LE PROBLEME DES RICHES N'EST PAS QU'ILS PAIENT DES IMPOTS MAIS QU'ILS "CREENT" DES EMPLOIS EN FRANCE

Publié le par JEAN DU TERROIR

     Avec son projet d'imposition à 75% sur les plus hauts revenus, François Hollande vient autant de remporter un coup politique sur un Nicolas Sarkozy confronté à son bilan que d'émettre une proposition ridicule et même nuisible.

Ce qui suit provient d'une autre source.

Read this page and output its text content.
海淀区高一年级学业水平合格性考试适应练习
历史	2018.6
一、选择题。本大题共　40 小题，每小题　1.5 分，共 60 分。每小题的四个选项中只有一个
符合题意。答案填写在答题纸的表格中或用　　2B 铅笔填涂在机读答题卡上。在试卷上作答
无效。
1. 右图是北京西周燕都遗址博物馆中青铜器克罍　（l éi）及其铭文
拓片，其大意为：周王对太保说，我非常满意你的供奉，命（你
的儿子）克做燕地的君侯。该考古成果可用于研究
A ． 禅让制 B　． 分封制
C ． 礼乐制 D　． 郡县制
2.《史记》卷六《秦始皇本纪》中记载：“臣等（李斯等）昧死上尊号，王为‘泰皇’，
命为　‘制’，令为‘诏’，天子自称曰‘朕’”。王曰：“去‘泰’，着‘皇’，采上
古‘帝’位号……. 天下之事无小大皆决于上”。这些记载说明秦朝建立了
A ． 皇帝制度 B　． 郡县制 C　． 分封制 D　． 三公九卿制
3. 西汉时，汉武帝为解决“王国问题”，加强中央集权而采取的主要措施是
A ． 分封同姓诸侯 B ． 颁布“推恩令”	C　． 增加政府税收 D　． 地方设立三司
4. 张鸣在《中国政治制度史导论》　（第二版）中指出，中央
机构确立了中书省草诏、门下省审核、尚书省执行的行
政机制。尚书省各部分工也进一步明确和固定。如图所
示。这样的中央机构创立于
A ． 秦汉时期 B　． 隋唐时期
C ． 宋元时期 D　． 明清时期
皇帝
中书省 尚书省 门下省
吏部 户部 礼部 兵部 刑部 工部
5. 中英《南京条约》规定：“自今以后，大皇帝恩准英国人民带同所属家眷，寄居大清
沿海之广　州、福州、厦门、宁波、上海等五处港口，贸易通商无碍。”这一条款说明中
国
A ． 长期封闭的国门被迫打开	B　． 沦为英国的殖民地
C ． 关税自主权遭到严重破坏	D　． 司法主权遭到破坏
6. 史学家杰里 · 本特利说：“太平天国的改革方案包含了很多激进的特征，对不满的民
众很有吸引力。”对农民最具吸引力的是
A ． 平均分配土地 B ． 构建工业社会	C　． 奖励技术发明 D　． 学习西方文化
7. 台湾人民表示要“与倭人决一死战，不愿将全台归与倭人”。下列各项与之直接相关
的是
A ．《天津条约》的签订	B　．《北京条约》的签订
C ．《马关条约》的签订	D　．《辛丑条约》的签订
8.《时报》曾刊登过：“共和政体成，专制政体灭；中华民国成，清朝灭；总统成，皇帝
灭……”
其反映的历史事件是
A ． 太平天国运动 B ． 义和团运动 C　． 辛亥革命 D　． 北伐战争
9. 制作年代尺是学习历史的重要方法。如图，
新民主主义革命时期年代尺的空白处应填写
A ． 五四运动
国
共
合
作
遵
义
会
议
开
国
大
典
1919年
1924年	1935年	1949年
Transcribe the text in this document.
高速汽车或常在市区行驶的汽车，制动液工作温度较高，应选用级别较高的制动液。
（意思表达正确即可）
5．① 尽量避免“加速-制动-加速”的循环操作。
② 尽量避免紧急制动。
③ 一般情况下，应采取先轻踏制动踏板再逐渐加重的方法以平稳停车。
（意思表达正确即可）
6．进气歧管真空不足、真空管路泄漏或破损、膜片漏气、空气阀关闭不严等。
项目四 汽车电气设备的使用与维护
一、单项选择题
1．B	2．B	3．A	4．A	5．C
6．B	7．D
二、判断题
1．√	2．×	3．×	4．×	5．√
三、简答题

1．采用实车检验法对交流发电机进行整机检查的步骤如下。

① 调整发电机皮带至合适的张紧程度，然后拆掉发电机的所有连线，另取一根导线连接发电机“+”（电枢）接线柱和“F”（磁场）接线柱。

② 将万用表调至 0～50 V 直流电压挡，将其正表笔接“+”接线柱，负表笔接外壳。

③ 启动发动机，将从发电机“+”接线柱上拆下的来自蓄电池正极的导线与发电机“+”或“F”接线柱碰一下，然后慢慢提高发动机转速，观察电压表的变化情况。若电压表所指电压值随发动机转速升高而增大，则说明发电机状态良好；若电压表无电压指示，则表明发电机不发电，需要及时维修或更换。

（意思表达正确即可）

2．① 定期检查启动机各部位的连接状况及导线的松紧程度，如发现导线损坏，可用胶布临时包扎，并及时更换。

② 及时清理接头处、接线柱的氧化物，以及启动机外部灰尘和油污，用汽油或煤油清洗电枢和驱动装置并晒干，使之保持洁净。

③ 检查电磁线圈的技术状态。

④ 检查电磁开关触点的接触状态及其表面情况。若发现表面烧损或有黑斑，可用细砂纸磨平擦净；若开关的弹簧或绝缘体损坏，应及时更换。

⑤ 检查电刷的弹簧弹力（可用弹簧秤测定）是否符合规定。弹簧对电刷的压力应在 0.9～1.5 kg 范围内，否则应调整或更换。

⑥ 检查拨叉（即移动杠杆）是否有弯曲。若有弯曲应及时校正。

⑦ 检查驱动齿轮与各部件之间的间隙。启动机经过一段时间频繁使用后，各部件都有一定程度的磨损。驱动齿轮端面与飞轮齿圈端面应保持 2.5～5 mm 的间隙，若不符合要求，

Qu'est-ce qui empêche des fortunés de délocaliser leurs avoirs en Suisse où le niveau d'imposition est moindre et où le handicap de la monnaie unique ne se pose pas? Surtout, est-ce en soi amoral que les riches gagnent beaucoup d'argent?

 

            Je commence par la deuxcième question: s'il s'agit de pure spéculation et s'il s'agit d'appauvrissement de régions entières-comme cela se fait dans le  cadre des délocalisations-, la réponse est clairement "non" et cela pose la question de la dissociation du capital et du travail, posée dès le début des années  90 par un Jimmy Goldsmidit, sachant qu'il est préférable d'encourager l'"actionnariat salarié" mais aussi l'entrepreneuriat traditionnel, dont l'entreprise appartient à une famille, s'inscrivant dans la durée et le terroir. Mais justement, les socialistes s'y opposent pour raisons idéologiques alors que cette richesse-là se fait pour le bien de tous...

 

Car, ce que ces derniers ne comprennent pas est que c'est bien le modèle de surendettement, avec distorsion entre (sur)consommation et production qui provoque ce poids de la finance et seule la taxation des produits d'importation-avec allocation des recettes au bénéfice d'infrastructures accueillant des entreprises "durables" dans les régions "en souffrance" peut pénaliser les agissements de personnages aussi odieux que Carlos Ghonem ou, du moins, les faire contribuer au financement de l'Etat. S'endetter pour consommer ne sert qu'à enrichir la finance-même si l'on abroge la loi de 1973 qui rendrait la finance totalement "publique"-et taxer les riches ne sert qu'à les pousser à la délocalisation..

 

Le  vrai problème est qu'il faut inciter les Français à moins acheter  à l'étranger pour limiter leurs agissements et, s'ils s'endettement, au moins que ce soit pour soutenir la production locale et, à ce niveau-là, une "T.V.A. sociale" avec taux réduits pour les produits alimentaires "made in France" constitue la vraie solution.

 

En revanche, rien n'empêche, comme le font les Etats-Unis d'Amérique d'inciter certains milliardaires indélicats à assumer leur libéralisme en les privant du bénéfice des services publics (école public, sécurité publique) au moindre prétexte, l'affaire Ghonem aurait pu "créer" un exemple, ou en leur infligeant des traitement humiliants comme le retrait du passeport et ne pas hésiter à généraliser cette formule aux retraités aisés qui dépensent leur argent à l'étranger et se soignent en France.

Mais, pour le reste, la meilleure solution reste une plus grande sobriété pour tous, sauf dans le cas de produits innovants, et cela peut d'autant plus briser à terme la mécanique de "pompe aspirante".